If the promises really worked, investors would wise up and Wall Street’s con game wouldn’t work. So they’ll keep replaying the script in investors brains for the next 800 years. Here’s how Reinhart and Rogoff explain the never-ending drama:

Brain sequester ... fading memories, lessons forgotten, renewed arrogance

“This Time Is Different” is a “quantitative history of financial crises in their various guises. Our message is simple: We have been here before. No matter how different the latest financial frenzy or crisis always appears, there are usually remarkable similarities from past experience from other countries and from history.”
No country is immune: “Fading memories of borrowers and lenders, policy makers and academics, and the public at large do not seem to improve over time, so the policy lessons on how to ‘avoid’ the next blow-up are at best limited.”

Delusions ... we’re smarter, learned our lessons, old rules don’t apply

“The essence of the ‘this-time-is-different’ syndrome is simple.
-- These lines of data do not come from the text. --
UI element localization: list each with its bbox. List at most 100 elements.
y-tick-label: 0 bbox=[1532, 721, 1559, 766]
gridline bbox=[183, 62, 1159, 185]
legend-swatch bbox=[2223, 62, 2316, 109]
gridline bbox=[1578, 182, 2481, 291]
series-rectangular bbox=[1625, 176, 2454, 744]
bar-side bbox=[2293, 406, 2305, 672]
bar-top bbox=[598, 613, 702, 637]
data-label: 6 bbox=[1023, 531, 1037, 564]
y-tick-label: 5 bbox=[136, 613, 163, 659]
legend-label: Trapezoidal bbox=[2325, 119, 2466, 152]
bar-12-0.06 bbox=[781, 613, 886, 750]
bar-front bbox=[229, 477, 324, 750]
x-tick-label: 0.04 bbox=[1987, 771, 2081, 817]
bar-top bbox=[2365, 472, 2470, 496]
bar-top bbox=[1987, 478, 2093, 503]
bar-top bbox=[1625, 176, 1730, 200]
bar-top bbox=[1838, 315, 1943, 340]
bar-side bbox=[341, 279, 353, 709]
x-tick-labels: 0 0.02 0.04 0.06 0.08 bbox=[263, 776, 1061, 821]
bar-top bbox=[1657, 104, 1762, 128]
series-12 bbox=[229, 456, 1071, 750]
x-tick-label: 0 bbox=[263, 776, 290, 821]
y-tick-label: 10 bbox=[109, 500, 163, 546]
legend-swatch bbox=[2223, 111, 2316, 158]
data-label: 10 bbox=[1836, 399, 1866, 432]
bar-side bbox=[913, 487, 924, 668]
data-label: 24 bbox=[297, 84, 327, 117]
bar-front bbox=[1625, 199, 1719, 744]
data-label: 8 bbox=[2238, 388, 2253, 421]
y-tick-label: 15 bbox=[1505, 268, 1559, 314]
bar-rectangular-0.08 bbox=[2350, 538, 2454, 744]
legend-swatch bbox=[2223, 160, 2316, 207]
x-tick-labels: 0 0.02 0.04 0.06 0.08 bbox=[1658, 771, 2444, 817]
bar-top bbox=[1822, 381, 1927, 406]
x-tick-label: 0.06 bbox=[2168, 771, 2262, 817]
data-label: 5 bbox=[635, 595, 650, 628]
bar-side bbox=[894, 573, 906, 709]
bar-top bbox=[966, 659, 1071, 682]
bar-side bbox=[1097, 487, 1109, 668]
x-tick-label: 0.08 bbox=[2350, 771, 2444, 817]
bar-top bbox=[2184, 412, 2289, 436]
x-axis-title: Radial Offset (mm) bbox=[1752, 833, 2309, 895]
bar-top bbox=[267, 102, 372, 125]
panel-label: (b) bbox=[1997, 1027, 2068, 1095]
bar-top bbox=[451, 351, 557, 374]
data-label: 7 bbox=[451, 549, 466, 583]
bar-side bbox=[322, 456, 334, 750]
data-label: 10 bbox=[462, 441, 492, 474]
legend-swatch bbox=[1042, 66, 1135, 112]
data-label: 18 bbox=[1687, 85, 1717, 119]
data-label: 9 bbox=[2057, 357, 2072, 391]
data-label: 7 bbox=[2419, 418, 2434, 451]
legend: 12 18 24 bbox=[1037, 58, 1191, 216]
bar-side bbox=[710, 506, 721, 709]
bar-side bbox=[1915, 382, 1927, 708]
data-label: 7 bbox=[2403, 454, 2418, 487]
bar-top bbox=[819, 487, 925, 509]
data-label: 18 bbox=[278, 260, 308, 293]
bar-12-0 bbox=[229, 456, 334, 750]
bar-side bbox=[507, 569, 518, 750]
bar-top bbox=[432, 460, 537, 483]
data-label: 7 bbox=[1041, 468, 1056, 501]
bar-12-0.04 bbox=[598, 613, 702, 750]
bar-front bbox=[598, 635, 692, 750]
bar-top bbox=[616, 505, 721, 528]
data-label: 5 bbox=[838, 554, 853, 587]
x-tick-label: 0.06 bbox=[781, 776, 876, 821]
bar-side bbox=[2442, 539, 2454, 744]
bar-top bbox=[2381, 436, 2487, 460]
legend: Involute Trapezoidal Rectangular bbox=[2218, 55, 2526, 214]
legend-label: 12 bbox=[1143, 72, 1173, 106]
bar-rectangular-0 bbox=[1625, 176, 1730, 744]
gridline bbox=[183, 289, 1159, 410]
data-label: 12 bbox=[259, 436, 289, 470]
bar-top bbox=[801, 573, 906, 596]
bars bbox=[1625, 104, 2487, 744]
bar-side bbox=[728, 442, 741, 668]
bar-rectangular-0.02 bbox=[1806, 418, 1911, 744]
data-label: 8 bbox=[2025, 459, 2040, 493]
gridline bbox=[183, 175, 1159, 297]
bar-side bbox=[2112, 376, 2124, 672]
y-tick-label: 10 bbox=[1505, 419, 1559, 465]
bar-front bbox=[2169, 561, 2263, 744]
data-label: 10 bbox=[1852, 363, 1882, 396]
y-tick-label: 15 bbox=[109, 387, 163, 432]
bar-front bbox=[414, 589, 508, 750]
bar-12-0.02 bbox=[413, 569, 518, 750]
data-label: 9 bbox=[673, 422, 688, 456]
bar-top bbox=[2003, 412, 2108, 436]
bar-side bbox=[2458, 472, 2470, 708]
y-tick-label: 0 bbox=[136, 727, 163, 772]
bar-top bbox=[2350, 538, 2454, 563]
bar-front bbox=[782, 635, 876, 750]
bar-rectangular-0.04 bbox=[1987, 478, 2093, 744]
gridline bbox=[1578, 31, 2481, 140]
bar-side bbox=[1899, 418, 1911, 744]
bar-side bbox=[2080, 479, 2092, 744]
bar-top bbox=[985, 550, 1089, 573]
It is rooted in the firmly held belief that financial crises are things that happen to other people in other countries at other times; crises do not happen to us, here and now.”
Each new generation convinces itself, like Silicon Valley did in 1999, that “we are doing things better, we are smarter, we have learned from past mistakes. The old rules of valuation no longer apply.” And that each new boom, “unlike the many booms that preceded catastrophic collapses in the past (even in our country), is built of sound fundamentals, structural reforms, technological innovation, and good policy. Or so the story goes.”
Similar self-delusional “stories” guarantee the cycle will repeat ad infinitum.

New technologies ... new leaders, new regulations, but same old greed

“The lesson of history, then, is that even as institutions and policy makers improve, there will always be a temptation to stretch the limits. Just as an individual can go bankrupt no matter how rich she starts out, a financial system can collapse under the pressure of greed, politics and profits no matter how well-regulated it seems to be. … Technology has changed … but the ability of governments and investors to delude themselves, giving rise to periodic bouts of euphoria that usually ends in tears, seems to have remained a constant.”

Excessive debt ... one common problem repeating in all crises

“If there is one common theme to the vast range of crises … it is that, excessive debt accumulation, whether it be by the government, banks, corporations, or consumers, often poses greater systemic risks than it seems during a boom.”
Our brains are sequestered, too irrational in good times as well as bad. “Highly indebted governments, banks, or corporations can seem to be merrily rolling along for an extended period, when bang — confidence collapses, lenders disappear and a crisis hits. …”

Blinded ... credit fuels success, arrogance, warning signs missed

Reminds us of 1999.“Highly leveraged economies … seldom survive forever … history does point to warnings signs that policy makers can look to access risk, if only they do not become too drunk with their credit-bubble-fueled success and say, as their predecessors have for centuries, this time is different” as leaders and followers all stay “too drunk,” till too late.
“This Time Is Different” should be in every investor’s library — it’s the best description of our financial history, the impact of behavioral economics and why your sequestered brain is the real culprit in Washington’s sequestration drama.
Looking back 800 years, we now know bull-bear cycles are inevitable. The reason? Because our brains are sequestered, forever vulnerable to this endless roller-coaster ride. And why, right now, the cycles are again peaking, will crash, making the right exits, then the next entrance.
No, this time really is not different. And, unfortunately, Reinhart and Rogoff also tell us that in the process our sequestered brains are also sabotaging capitalism, damaging America’s role in the world and, sorry to say, killing your retirement.

Worse, the cycle will go on for another eight centuries.  Prepare to hibernate.